Erythrose
- Names: IUPAC names D-Erythrose D-erythro-Tetrose (systematic name)

Identifiers
- CAS Number: 583-50-6 (D); 533-49-3 (L);
- 3D model (JSmol): (D): Interactive image; (L): Interactive image;
- Beilstein Reference: 5805561
- ChEBI: CHEBI:27904;
- ChemSpider: 84990 (D);
- ECHA InfoCard: 100.008.643
- EC Number: 209-505-2;
- KEGG: C01796;
- PubChem CID: 94176 (D);
- UNII: X3EI0WE8Q4 (D); 96DH71781X (L);
- CompTox Dashboard (EPA): DTXSID601318240 ;

Properties
- Chemical formula: C_{4}H_{8}O_{4}
- Molar mass: 120.104 g·mol^{−1}
- Appearance: Light yellow syrup
- Solubility in water: highly soluble^{[vague]}

Hazards
- NFPA 704 (fire diamond): 1 1 0

= Erythrose =

Erythrose is a tetrose saccharide with the chemical formula C_{4}H_{8}O_{4}. It has one aldehyde group, and is thus part of the aldose family. The natural isomer is D-erythrose; it is a diastereomer of D-threose.

Fischer projections depicting the two enantiomers of erythrose

Erythrose was named after the sugar alcohol erythritol (Erythrit), from which it was first synthesized in 1887 by Emil Fischer and Julius Tafel.
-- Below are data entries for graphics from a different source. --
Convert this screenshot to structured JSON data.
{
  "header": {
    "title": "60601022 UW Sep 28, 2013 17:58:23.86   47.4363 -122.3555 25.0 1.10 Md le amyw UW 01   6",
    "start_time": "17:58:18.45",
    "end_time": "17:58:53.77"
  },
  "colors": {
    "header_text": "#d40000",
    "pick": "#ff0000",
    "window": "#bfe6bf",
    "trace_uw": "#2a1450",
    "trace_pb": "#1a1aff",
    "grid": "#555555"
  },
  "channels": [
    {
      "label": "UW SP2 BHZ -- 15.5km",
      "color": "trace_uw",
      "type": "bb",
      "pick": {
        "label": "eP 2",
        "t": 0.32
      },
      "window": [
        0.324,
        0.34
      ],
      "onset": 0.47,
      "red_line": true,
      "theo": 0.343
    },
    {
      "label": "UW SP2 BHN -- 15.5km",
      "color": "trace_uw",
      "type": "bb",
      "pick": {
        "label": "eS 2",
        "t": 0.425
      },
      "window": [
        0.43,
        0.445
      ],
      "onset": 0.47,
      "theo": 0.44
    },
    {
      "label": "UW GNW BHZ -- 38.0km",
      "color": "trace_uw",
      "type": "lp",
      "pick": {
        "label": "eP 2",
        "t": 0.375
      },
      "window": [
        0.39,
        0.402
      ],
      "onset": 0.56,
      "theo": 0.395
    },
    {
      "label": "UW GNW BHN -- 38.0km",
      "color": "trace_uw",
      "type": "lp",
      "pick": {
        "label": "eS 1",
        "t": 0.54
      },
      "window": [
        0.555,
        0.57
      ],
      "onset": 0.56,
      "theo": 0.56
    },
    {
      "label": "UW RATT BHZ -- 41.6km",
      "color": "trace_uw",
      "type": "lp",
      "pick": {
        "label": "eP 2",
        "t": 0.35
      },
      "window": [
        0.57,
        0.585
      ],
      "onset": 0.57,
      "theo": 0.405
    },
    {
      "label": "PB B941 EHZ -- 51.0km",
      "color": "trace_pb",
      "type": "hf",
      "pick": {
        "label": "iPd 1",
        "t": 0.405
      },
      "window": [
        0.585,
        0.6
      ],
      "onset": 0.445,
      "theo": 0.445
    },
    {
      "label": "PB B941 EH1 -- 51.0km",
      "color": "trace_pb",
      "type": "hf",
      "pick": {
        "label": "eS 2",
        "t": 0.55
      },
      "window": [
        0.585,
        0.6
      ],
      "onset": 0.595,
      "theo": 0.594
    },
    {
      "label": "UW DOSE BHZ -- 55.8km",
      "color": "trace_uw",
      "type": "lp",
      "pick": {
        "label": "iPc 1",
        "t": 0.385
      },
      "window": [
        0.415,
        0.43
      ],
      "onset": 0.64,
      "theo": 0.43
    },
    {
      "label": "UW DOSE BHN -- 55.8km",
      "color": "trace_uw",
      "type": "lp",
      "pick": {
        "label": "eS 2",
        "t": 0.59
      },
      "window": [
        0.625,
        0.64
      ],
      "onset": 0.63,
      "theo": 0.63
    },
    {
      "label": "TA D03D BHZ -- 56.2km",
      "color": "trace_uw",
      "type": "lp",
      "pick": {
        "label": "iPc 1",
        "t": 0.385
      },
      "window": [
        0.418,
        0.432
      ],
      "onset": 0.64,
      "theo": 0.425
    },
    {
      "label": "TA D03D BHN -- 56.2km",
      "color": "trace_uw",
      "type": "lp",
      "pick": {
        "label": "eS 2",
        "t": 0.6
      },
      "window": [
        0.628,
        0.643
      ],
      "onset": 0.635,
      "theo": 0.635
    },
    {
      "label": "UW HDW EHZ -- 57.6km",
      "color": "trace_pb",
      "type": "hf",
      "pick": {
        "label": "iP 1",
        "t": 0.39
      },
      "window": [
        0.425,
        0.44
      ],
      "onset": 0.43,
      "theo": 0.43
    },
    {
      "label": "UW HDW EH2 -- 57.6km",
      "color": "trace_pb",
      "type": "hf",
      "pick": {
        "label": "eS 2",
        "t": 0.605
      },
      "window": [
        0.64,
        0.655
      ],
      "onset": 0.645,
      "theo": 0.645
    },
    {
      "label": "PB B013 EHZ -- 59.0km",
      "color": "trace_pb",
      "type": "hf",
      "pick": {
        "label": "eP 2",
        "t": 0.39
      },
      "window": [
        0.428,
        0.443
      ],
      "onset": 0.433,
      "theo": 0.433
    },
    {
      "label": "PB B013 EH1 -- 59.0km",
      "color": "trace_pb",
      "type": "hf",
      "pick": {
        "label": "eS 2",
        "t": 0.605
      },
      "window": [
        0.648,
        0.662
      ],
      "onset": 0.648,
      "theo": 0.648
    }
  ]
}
Erythrose 4-phosphate is an intermediate in the pentose phosphate pathway and the Calvin cycle.

Oxidative bacteria can be made to use erythrose as its sole energy source.

Although often inconsequential, erythrose in aqueous solution mainly exists as the hydrate owing to the following equilibrium:
HOCH2CH(OH)CH(OH)CHO + H2O <-> HOCH2CH(OH)CH(OH)CH(OH)2

==Unrelated compound==
An unrelated compound, initially also named "erythrose", was isolated in 1849 from nitrated rhubarb by the French pharmacist Louis-Félix-Joseph Garot (1798–1869), and was named as such because of its red hue in the presence of alkali metals (ἐρυθρός, "red").. This unrelated substance from rhubarb is identical to the nitrated anthraquinone chrysaminic acid (Chrysaminsäure, ).